One change Miller noted is that contemporary approaches to PTSD now acknowledge that it’s not only a combat-related entity. “The thinking used to be that if you weren’t in combat you don’t have PTSD, so stop fakin’ it. But we’ve come to understand that all kinds of trauma can leave an individual with PTSD: sexual trauma, car accidents, air crashes.
“Another important thing is that different kinds of military exposure can bring about PTSD. It’s not just folks in combat. Anybody who serves in support of a combat operation—on board a ship, a cook, a driver, medical personnel, no matter what they did—it’s possible to sustain invisible wounds. What support personnel are exposed to can be very difficult and leave lasting scars. It’s often the folks you never see or hear about that are the real heroes. They’re wounded vets, too, and as deserving of our care as the ones who are out on the front lines carrying guns.”
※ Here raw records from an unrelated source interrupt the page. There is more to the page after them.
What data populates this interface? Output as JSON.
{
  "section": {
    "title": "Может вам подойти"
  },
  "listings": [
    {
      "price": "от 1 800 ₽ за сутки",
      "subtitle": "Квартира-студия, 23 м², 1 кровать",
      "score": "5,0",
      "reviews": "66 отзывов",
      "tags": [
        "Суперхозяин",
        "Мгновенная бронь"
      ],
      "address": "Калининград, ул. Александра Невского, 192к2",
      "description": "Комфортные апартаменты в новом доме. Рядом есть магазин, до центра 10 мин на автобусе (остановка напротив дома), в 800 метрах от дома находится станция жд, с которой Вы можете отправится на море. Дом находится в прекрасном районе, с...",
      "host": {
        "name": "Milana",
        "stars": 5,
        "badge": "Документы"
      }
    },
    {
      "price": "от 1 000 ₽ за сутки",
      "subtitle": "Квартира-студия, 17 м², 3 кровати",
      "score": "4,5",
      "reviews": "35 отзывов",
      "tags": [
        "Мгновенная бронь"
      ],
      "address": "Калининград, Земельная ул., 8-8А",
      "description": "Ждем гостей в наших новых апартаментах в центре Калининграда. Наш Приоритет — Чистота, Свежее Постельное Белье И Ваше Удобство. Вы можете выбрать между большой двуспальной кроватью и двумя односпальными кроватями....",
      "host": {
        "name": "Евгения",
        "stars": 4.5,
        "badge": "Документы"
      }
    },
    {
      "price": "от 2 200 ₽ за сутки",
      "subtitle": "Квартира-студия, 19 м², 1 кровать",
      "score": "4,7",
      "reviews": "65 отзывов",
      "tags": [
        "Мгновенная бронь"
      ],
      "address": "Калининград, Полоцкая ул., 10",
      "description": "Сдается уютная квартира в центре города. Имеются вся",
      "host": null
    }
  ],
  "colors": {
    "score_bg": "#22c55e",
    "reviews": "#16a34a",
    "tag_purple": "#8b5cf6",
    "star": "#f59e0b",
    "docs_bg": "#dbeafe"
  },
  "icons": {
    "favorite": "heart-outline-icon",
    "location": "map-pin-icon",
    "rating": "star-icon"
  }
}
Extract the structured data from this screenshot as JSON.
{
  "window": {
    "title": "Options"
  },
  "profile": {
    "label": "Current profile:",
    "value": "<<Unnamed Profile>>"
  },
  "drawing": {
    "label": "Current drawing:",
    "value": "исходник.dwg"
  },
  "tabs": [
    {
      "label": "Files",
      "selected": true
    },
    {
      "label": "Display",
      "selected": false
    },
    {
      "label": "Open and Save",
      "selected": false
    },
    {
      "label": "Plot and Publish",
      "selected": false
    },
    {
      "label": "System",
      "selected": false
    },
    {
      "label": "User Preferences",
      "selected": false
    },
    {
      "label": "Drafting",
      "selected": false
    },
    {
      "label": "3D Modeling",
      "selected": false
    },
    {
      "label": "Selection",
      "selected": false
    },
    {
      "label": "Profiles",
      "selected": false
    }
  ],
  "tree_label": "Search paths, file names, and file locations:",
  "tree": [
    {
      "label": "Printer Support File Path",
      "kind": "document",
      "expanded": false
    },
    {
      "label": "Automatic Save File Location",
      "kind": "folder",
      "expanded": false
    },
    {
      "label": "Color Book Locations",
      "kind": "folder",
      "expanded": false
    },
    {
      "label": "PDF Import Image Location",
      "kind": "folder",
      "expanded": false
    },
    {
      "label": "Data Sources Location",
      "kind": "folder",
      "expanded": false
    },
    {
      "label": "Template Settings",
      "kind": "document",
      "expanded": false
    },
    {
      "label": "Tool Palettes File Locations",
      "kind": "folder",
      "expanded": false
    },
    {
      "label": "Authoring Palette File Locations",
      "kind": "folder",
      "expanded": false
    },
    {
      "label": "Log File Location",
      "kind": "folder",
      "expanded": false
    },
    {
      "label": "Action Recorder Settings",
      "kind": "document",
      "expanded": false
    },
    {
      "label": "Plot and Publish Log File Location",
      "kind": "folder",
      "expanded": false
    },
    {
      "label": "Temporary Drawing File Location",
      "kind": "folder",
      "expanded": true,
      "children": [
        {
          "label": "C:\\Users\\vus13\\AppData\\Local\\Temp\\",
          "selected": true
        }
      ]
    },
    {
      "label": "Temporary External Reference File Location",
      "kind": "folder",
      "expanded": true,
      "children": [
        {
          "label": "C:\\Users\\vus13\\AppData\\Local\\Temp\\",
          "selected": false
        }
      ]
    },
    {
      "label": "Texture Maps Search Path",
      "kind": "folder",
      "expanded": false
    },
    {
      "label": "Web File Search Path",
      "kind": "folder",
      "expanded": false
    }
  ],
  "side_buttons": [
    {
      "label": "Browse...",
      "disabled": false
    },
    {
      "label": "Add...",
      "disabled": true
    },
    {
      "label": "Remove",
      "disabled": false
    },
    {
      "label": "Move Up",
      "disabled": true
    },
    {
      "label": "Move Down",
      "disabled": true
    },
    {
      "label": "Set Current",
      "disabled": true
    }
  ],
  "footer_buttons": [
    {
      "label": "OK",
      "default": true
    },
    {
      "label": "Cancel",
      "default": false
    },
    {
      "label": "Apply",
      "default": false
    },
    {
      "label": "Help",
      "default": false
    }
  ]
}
In war, Miller said, “there’s no OK or not-OK. There’s no one way or the other. There are no absolute moral guidelines. It’s always about the larger picture. Each individual is unique.”
Wayne Miller’s experience as a veteran, coupled with extensive professional training and a natural gift for empathizing and bonding with others, has led him to become a kind of icon in the annals of the Vets Centers. He still “loves to come in to work every day,” and reflects on the privilege of dealing with people’s lives everyday.
“Have I helped a great many? I think so. I certainly hope so. I’m definitely going to keep trying to do so.”